- 1. Théodore Rousseau (1812-1867)
Paysage d’automne, 1840-1845
Huile sur toile - 23 x 35,5 cm
Valence, Musée de Valence
Photo : Musée de Valence / Eric Caillet
« Grand refusé » du Salon1, Théodore Rousseau fut aussi la pierre angulaire du paysage, entrainant un renouvellement du genre. C’est ce que s’attache à rappeler le Musée de Meudon, 200 ans après la naissance de l’artiste2, en réunissant une quarantaine de peintures et de dessins issus de collections privées et publiques réparties selon un parcours simple : le temps des voyages (1830-1848), puis Barbizon (1848-1867), tandis qu’une troisième section présente ses compositions graphiques. Nombre de musées ont accepté de prêter leurs œuvres pour l’occasion : Orsay, le Musée Condé, le Petit Palais, Nantes, Reims, Barbizon, Valence (ill. 1)… Sauf un, le Louvre, dont l’absence est d’autant plus surprenante que Vincent Pomarède est président d’honneur de l’association des Amis du paysage français, partenaire important de l’événement. C’est aussi au Louvre que fut organisée la dernière rétrospective du peintre, pour le centenaire de sa mort en 1967. Rien depuis ; et il faudra traverser l’Atlantique pour voir cette année une autre exposition exclusivement consacrée à l’artiste. Le soutien de l’un des plus grands musées d’Europe n’aurait donc pas été de trop pour Meudon.

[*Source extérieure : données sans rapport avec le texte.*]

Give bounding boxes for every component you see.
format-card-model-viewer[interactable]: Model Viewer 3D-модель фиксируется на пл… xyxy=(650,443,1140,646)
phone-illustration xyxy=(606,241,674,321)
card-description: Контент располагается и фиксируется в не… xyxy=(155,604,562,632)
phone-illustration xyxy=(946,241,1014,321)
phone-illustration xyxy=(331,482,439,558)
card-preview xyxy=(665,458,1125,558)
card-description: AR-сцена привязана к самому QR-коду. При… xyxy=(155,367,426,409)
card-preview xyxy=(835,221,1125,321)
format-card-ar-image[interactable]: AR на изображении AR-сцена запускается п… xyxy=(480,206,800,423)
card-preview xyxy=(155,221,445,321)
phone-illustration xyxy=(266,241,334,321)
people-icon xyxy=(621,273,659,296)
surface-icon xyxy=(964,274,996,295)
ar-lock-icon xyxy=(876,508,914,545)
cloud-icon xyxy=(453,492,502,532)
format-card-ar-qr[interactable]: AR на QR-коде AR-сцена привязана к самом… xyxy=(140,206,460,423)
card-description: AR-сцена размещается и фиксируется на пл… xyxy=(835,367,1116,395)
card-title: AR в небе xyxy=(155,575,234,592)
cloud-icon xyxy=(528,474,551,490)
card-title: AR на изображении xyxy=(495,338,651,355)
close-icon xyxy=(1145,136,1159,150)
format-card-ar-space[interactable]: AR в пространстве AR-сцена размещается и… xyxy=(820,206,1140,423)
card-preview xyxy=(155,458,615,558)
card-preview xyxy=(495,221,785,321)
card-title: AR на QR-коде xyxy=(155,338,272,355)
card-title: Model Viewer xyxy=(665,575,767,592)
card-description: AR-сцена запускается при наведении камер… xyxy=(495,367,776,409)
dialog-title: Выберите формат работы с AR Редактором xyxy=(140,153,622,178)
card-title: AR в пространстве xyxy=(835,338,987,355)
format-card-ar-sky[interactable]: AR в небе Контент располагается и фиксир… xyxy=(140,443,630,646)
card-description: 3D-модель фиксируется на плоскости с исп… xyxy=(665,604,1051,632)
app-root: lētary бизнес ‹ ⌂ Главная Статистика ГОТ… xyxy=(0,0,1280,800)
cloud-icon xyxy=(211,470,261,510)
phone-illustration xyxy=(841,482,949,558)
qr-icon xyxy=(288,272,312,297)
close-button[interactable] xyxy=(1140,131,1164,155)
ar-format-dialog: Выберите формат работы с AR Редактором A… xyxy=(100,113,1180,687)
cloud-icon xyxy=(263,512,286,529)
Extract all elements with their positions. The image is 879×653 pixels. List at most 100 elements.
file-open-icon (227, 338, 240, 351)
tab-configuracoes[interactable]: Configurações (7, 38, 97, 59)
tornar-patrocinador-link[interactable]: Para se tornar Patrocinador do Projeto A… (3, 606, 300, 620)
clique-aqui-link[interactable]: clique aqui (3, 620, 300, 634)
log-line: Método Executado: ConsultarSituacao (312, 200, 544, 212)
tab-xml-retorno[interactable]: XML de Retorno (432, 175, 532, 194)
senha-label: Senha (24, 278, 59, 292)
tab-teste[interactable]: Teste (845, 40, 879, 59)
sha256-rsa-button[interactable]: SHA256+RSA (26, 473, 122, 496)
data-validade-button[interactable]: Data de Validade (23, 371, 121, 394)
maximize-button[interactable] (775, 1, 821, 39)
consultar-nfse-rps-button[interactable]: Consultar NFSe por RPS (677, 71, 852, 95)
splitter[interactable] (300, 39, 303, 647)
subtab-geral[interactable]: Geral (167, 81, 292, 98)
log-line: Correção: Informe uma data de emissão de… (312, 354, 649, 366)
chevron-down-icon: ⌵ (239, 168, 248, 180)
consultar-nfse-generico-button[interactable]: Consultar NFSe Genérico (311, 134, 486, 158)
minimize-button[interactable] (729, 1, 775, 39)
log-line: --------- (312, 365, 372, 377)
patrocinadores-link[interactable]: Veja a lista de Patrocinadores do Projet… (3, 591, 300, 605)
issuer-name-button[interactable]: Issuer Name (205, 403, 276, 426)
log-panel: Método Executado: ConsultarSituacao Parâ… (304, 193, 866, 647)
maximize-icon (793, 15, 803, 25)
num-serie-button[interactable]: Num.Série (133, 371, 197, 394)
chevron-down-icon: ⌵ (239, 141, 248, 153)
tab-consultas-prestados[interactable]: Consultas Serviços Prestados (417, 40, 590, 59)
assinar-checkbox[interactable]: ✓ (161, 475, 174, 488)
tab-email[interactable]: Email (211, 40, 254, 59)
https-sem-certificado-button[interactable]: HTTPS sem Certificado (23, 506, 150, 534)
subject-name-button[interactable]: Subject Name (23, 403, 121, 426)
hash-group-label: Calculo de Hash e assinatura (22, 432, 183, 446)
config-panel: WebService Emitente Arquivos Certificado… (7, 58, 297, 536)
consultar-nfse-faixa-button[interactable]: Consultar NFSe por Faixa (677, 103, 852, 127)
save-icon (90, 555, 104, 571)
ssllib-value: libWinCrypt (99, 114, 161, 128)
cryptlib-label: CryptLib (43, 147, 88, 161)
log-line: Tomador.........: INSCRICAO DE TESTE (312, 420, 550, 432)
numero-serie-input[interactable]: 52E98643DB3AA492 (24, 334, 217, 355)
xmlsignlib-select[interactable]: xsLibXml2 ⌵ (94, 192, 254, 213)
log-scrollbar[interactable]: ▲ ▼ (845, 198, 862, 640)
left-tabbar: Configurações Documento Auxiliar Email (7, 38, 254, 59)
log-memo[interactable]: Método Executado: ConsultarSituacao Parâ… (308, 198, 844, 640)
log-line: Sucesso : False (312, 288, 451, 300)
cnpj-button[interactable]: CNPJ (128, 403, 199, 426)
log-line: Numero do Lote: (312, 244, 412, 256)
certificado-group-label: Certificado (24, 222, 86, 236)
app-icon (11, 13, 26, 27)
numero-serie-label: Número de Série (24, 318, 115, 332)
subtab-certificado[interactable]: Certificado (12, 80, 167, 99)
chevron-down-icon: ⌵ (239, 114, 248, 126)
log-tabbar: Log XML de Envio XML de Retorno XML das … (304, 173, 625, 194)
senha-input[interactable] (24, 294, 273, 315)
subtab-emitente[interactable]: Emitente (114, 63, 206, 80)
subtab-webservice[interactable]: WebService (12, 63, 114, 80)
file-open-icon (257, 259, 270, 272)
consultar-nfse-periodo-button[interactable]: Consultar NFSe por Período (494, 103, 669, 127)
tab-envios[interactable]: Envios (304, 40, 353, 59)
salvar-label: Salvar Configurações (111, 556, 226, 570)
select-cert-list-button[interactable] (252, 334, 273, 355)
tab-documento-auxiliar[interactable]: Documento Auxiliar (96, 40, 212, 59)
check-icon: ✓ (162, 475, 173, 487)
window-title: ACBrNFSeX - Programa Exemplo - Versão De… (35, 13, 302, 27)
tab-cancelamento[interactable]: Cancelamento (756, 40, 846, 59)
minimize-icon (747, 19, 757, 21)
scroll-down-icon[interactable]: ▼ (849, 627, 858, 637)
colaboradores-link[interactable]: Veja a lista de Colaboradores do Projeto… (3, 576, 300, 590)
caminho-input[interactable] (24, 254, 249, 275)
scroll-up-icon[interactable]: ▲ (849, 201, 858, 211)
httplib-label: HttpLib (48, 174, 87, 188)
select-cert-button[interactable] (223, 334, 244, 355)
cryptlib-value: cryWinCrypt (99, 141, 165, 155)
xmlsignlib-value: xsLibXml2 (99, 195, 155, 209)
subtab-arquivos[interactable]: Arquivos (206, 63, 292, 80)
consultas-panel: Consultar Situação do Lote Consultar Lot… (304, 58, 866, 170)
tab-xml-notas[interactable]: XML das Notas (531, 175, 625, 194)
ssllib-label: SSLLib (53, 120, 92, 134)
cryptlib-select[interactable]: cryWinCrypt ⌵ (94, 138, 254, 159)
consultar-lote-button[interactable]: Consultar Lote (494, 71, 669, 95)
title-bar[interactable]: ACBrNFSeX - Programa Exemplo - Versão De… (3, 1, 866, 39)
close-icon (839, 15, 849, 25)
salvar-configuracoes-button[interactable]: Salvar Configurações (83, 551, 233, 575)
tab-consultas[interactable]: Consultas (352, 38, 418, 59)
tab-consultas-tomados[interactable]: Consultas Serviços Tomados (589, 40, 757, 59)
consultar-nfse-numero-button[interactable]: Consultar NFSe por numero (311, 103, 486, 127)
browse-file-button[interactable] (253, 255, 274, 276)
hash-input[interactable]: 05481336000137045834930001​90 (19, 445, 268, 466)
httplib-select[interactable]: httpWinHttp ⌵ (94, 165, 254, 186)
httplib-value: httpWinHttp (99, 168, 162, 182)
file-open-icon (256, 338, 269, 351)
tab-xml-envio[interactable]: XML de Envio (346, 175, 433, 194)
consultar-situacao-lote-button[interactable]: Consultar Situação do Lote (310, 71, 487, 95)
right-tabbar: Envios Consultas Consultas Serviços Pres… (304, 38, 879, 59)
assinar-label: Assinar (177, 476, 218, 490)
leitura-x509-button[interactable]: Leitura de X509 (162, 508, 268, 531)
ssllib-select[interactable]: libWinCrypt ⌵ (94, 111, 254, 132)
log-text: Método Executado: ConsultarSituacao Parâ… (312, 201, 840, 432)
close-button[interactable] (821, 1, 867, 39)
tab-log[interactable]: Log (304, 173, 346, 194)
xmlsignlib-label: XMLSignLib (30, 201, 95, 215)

- 2. Théodore Rousseau (1812-1867)
L’Abreuvoir, 1850-1860
Huile sur bois - 41,7 x 63,7 cm
Reims, Musée des Beaux-arts
Photo : C. Devleeschauwer
Le parcours s’ouvre avec un Paysage aux deux chênesde Salomon van Ruysdael (vers 1631), « portrait » de feuillus, comme le fera Rousseau à son tour en véritable anatomiste des arbres. Au fil des salles, on retrouve cette influence de l’Age d’Or hollandais, dans la Mare près de la route, ferme dans le Berry par exemple ; les Anglais du XIXe siècle, Constable et Bonington avant tout, marquèrent eux aussi la peinture de Rousseau, en témoignent L’Abreuvoir de Reims (ill. 2) ou les Chênes et châtaigniers aux environs de Moigny en Gâtinais, étonnante esquisse aux nuées emportées et pâteuses, dont la rapidité d’exécution laisse entrevoir le dessin sous-jacent à l’encre de Chine (ill. 3). Il fut enfin influencé par Paul Huet et par son ami Jules Dupré dont les cieux cotonneux et gris-bleus, sur lesquels se détachent de sombres frondaisons, se retrouvent dans La Mare, ciel orageux(vers 1865).
- 3. Théodore Rousseau (1812-1867)
Chênes et châtaigniers aux environs de Moigny en Gâtinais,1845-1850
Huile et encre de chine sur panneau - 26,5 x 37,8 cm
Collection particulière
Photo : Studio Sébert
Un dessin rappelle que Rousseau se forma auprès du néoclassique Charles Rémond ; mais s’il regarda les paysages savamment composés du XVIIe siècle français comme le suggère un lavis intitulé Paysage d’après Le Lorrain, la manière reste libre et spontanée. Théodore Rousseau se tourna très vite vers d’autres horizons et Baudelaire, amateur de son art, aimait y sentir les souffles les plus variés, les plus flatteurs aussi : « Qu’on se rappelle quelques paysages de Rubens et de Rembrandt, qu’on y mêle quelques souvenirs de peinture anglaise, et qu’on suppose, dominant et réglant tout cela, un amour profond et sérieux de la nature, on pourra peut-être se faire une idée de la magie de ses tableaux. Il y mêle beaucoup de son âme, comme Delacroix. »3. Et Gautier d’enchérir, écrivant avec le même enthousiasme que « Par une de ces analogies secrètes qu’on sent plutôt qu’on ne les raisonne, on peut dire que Théodore Rousseau était le Delacroix du paysage »4.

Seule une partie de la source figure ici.